Since at least December 2021, online advertisements have claimed: "These Pipes Were Sticking Out of the Ground, This Is What Was Underneath." Upon further inspection, they led to a 69-page slideshow article about two friends and the urban exploration of an underground bunker in northern Germany. The core plot elements were true. However, the seemingly endless article used fictitious names like "Mike Peter" and "Dale Hufford," and appeared to dramatize the otherwise true story. Additionally, we also found YouTube videos titled: "Two Guys Noticed These Pipes Sticking Out of the Ground."
One of the ads misleadingly showed a completely unrelated picture of two men exploring a field with what may have resembled pipes above the ground:
In reality, however, this picture did not show pipes. A red tape dispenser was visible on the ground that was used to mark off various sections of the land. The context of the photograph was that the men were using "ground-penetrating radar to inspect an area" in an attempt to find "a Nazi train carrying gold and diamonds [that] was buried in Poland at the end of the Second World War." (Spoiler alert: They never found it.)
Here's the full-size image:
Another ad that also mentioned the pipes "sticking out of the ground" showed the following photograph which, unlike the one above, was not misleading:
The Real Story
On May 21, 2014, an Imgur user posted a photo album. It began by mentioning pipes that were sticking out of the ground and ended with the tale of something found underneath, just as teased by the ads.
Here are six highlights from the full Imgur album. (We have made corrections on some of the grammar, as English was not this person's first language.)
So when visiting an old friend in northern Germany (formerly GDR), he told me about these weird periscope like pipes in the woods. They often played there as kids and knew about the bunkers below, but never were allowed to get near them. Last week, we decided to check them out and this is our report. (Sorry for my bad English, I'm trying my best.)
It was not very hard to find, circa a hundred meters from the periscopes, and surrounded by coniferous trees. It was covered with a wooden lid that was easy to remove by crowbar.
What you can see here is what we would see for the next few minutes... nothing but endless, hospital-like hallways.
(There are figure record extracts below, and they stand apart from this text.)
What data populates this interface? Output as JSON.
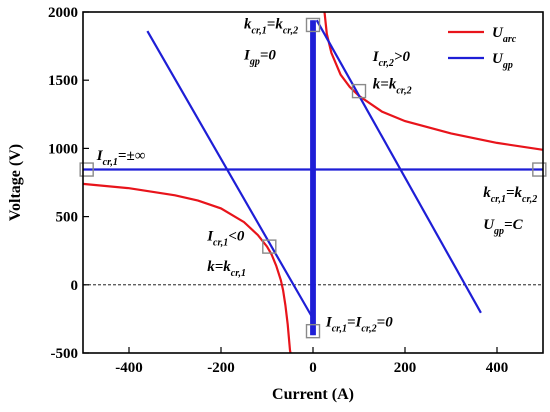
{
  "chart_data": {
    "type": "line",
    "xlabel": "Current (A)",
    "ylabel": "Voltage (V)",
    "xlim": [
      -500,
      500
    ],
    "ylim": [
      -500,
      2000
    ],
    "xticks": [
      "-400",
      "-200",
      "0",
      "200",
      "400"
    ],
    "yticks": [
      "-500",
      "0",
      "500",
      "1000",
      "1500",
      "2000"
    ],
    "xtick_values": [
      -400,
      -200,
      0,
      200,
      400
    ],
    "ytick_values": [
      -500,
      0,
      500,
      1000,
      1500,
      2000
    ],
    "legend_position": "top-right",
    "grid": false,
    "reference_lines": [
      {
        "type": "horizontal-dashed",
        "y": 0
      }
    ],
    "series": [
      {
        "name": "U_arc",
        "label_main": "U",
        "label_sub": "arc",
        "color": "#e8141b",
        "segments": [
          [
            [
              -500,
              740
            ],
            [
              -400,
              708
            ],
            [
              -300,
              656
            ],
            [
              -250,
              617
            ],
            [
              -200,
              560
            ],
            [
              -150,
              460
            ],
            [
              -120,
              365
            ],
            [
              -100,
              280
            ],
            [
              -90,
              222
            ],
            [
              -80,
              140
            ],
            [
              -70,
              35
            ],
            [
              -65,
              -40
            ],
            [
              -60,
              -150
            ],
            [
              -55,
              -290
            ],
            [
              -50,
              -480
            ],
            [
              -49,
              -500
            ]
          ],
          [
            [
              25,
              2000
            ],
            [
              30,
              1840
            ],
            [
              40,
              1700
            ],
            [
              60,
              1540
            ],
            [
              80,
              1450
            ],
            [
              100,
              1385
            ],
            [
              150,
              1270
            ],
            [
              200,
              1200
            ],
            [
              300,
              1110
            ],
            [
              400,
              1040
            ],
            [
              500,
              990
            ]
          ]
        ]
      },
      {
        "name": "U_gp",
        "label_main": "U",
        "label_sub": "gp",
        "color": "#1e1ed6",
        "segments": [
          [
            [
              -360,
              1860
            ],
            [
              -4,
              -225
            ]
          ],
          [
            [
              -500,
              845
            ],
            [
              500,
              845
            ]
          ],
          [
            [
              -4,
              -370
            ],
            [
              -4,
              1940
            ]
          ],
          [
            [
              0,
              -370
            ],
            [
              0,
              1940
            ]
          ],
          [
            [
              4,
              -370
            ],
            [
              4,
              1940
            ]
          ],
          [
            [
              8,
              1940
            ],
            [
              365,
              -205
            ]
          ]
        ]
      }
    ],
    "markers": [
      {
        "x": -492,
        "y": 845
      },
      {
        "x": -95,
        "y": 280
      },
      {
        "x": 0,
        "y": 1905
      },
      {
        "x": 100,
        "y": 1420
      },
      {
        "x": 492,
        "y": 845
      },
      {
        "x": 0,
        "y": -340
      }
    ],
    "annotations": [
      {
        "id": "i-inf",
        "parts": [
          "I",
          "cr,1",
          "=±∞"
        ],
        "x": -470,
        "y": 915
      },
      {
        "id": "kcr-top",
        "parts": [
          "k",
          "cr,1",
          "=k",
          "cr,2"
        ],
        "x": -150,
        "y": 1880
      },
      {
        "id": "igp-zero",
        "parts": [
          "I",
          "gp",
          "=0"
        ],
        "x": -150,
        "y": 1650
      },
      {
        "id": "icr2-pos",
        "parts": [
          "I",
          "cr,2",
          ">0"
        ],
        "x": 130,
        "y": 1640
      },
      {
        "id": "k-kcr2",
        "parts": [
          "k=k",
          "cr,2"
        ],
        "x": 130,
        "y": 1440
      },
      {
        "id": "kcr-right",
        "parts": [
          "k",
          "cr,1",
          "=k",
          "cr,2"
        ],
        "x": 370,
        "y": 645
      },
      {
        "id": "ugp-c",
        "parts": [
          "U",
          "gp",
          "=C"
        ],
        "x": 370,
        "y": 410
      },
      {
        "id": "icr1-neg",
        "parts": [
          "I",
          "cr,1",
          "<0"
        ],
        "x": -230,
        "y": 325
      },
      {
        "id": "k-kcr1",
        "parts": [
          "k=k",
          "cr,1"
        ],
        "x": -230,
        "y": 100
      },
      {
        "id": "icr-eq-zero",
        "parts": [
          "I",
          "cr,1",
          "=I",
          "cr,2",
          "=0"
        ],
        "x": 28,
        "y": -305
      }
    ]
  }
}
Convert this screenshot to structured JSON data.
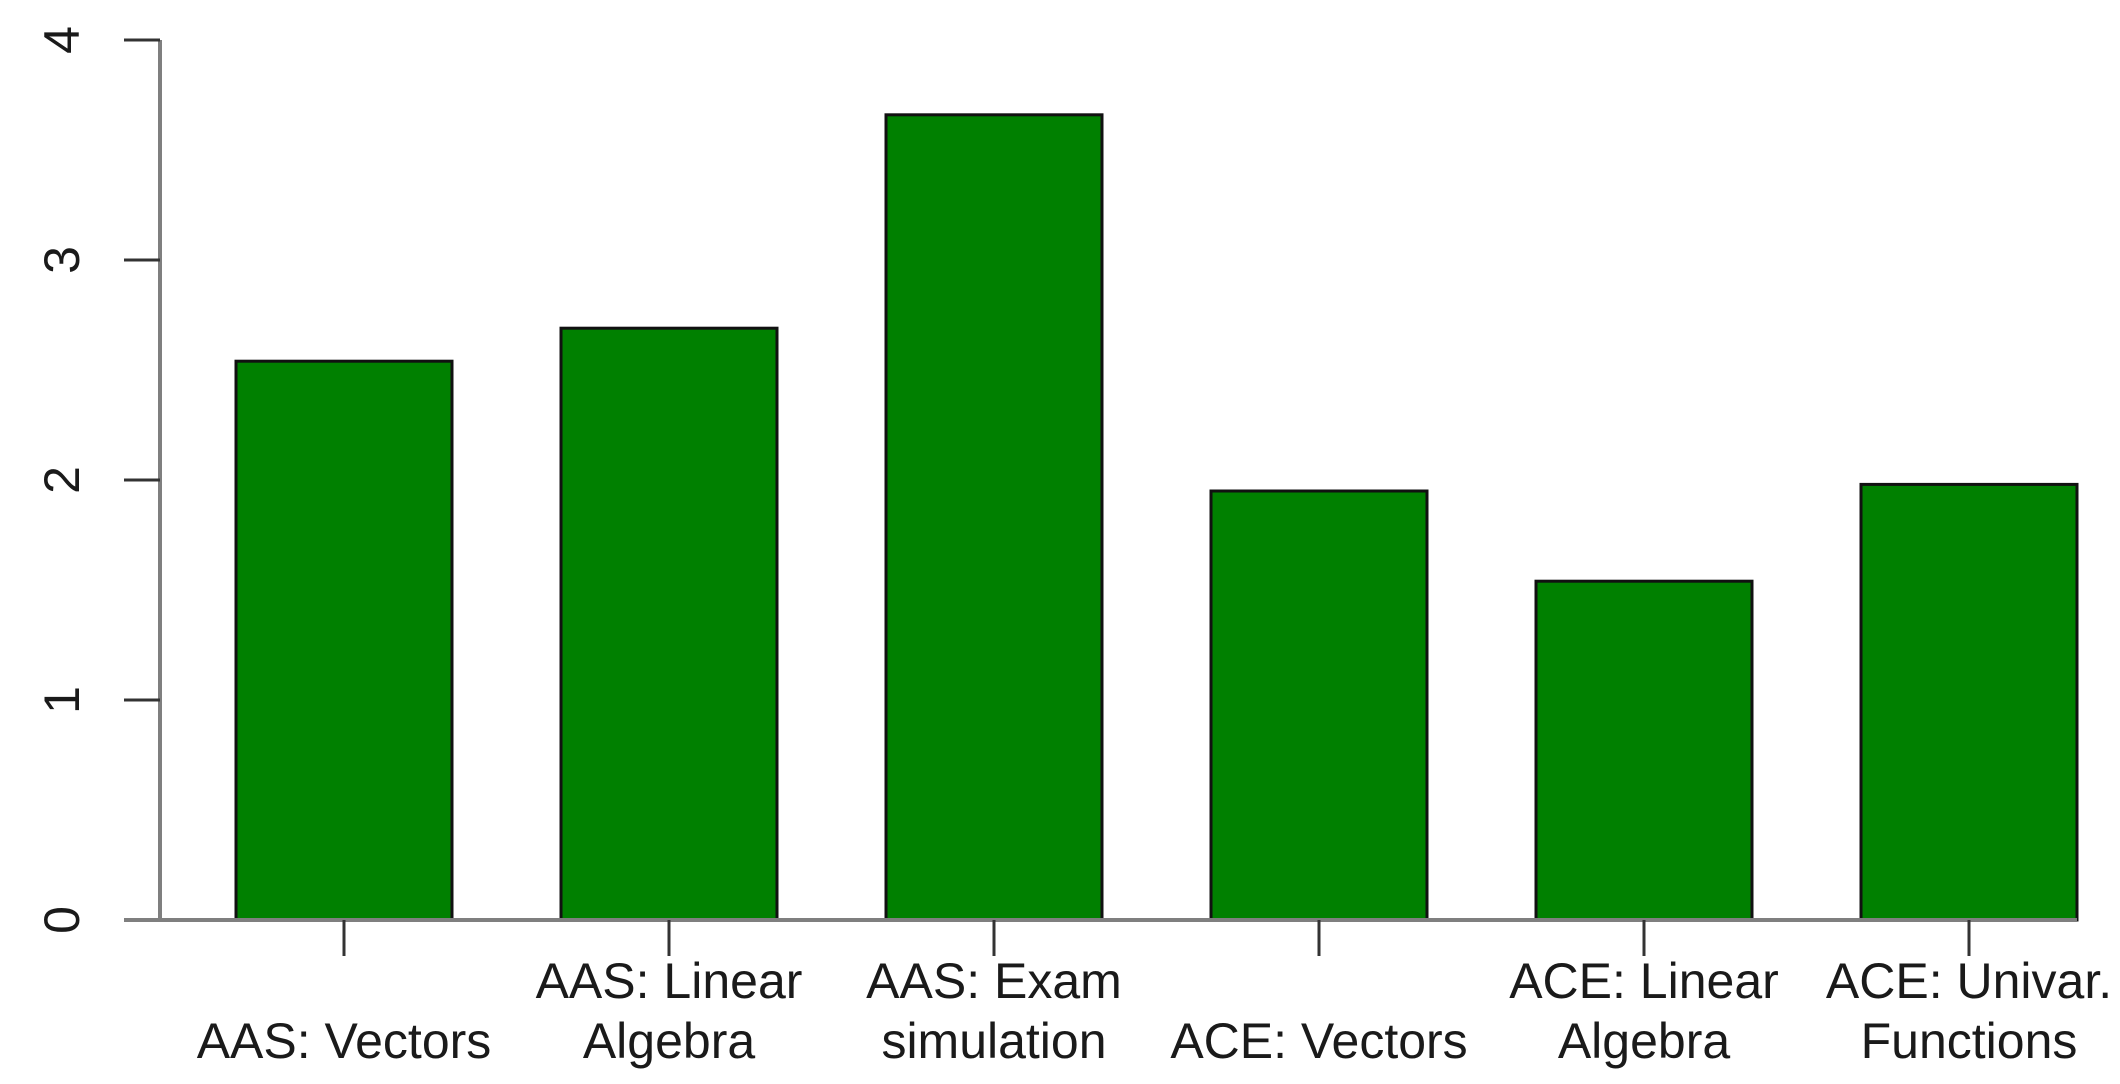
{
  "chart_data": {
    "type": "bar",
    "categories": [
      [
        "AAS: Vectors"
      ],
      [
        "AAS: Linear",
        "Algebra"
      ],
      [
        "AAS: Exam",
        "simulation"
      ],
      [
        "ACE: Vectors"
      ],
      [
        "ACE: Linear",
        "Algebra"
      ],
      [
        "ACE: Univar.",
        "Functions"
      ]
    ],
    "values": [
      2.54,
      2.69,
      3.66,
      1.95,
      1.54,
      1.98
    ],
    "title": "",
    "xlabel": "",
    "ylabel": "",
    "ylim": [
      0,
      4
    ],
    "yticks": [
      "0",
      "1",
      "2",
      "3",
      "4"
    ],
    "bar_color": "#008000",
    "grid": false,
    "legend": "none"
  }
}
The acoustics were, in a word, haunting.
Proceeding onwards, the graffiti clearly read, "Hello Satan, I love you." Not something you want to read down there. The smell at this point turned out to be really bad, like rotten organic stuff and old water. Sewer-like, if you will.
This was the first time on the whole tour that I literally panicked. Terrified by the silhouette of this pile of rubbish, resembling a crouching or sitting man, I screamed and nearly knocked over my friend. My bad... he was scared to death as well.
When already heading back to where we came from, my friend found this spooky gem. It was the biggest room so far, but only visible through little square holes in the walls, like tiny crenels. So he put his camera through and took this sweet shot of a weird, big machine.
The user ended the slideshow of 30+ photos in the album by writing: "Nonetheless, it was the spookiest trip of my life."
According to comments from a Reddit post, it might have been an old Soviet bunker from the Cold War. The name and exact location of the bunker in northern Germany were not provided. However, we did find additional resources for any readers who might be interested in learning more.
In sum, yes, two friends did find a bunker in northern Germany underneath pipes that were sticking out of the ground. However, we recommend reading the full account on Imgur rather than relying on dramatized versions of the story promoted by online ads.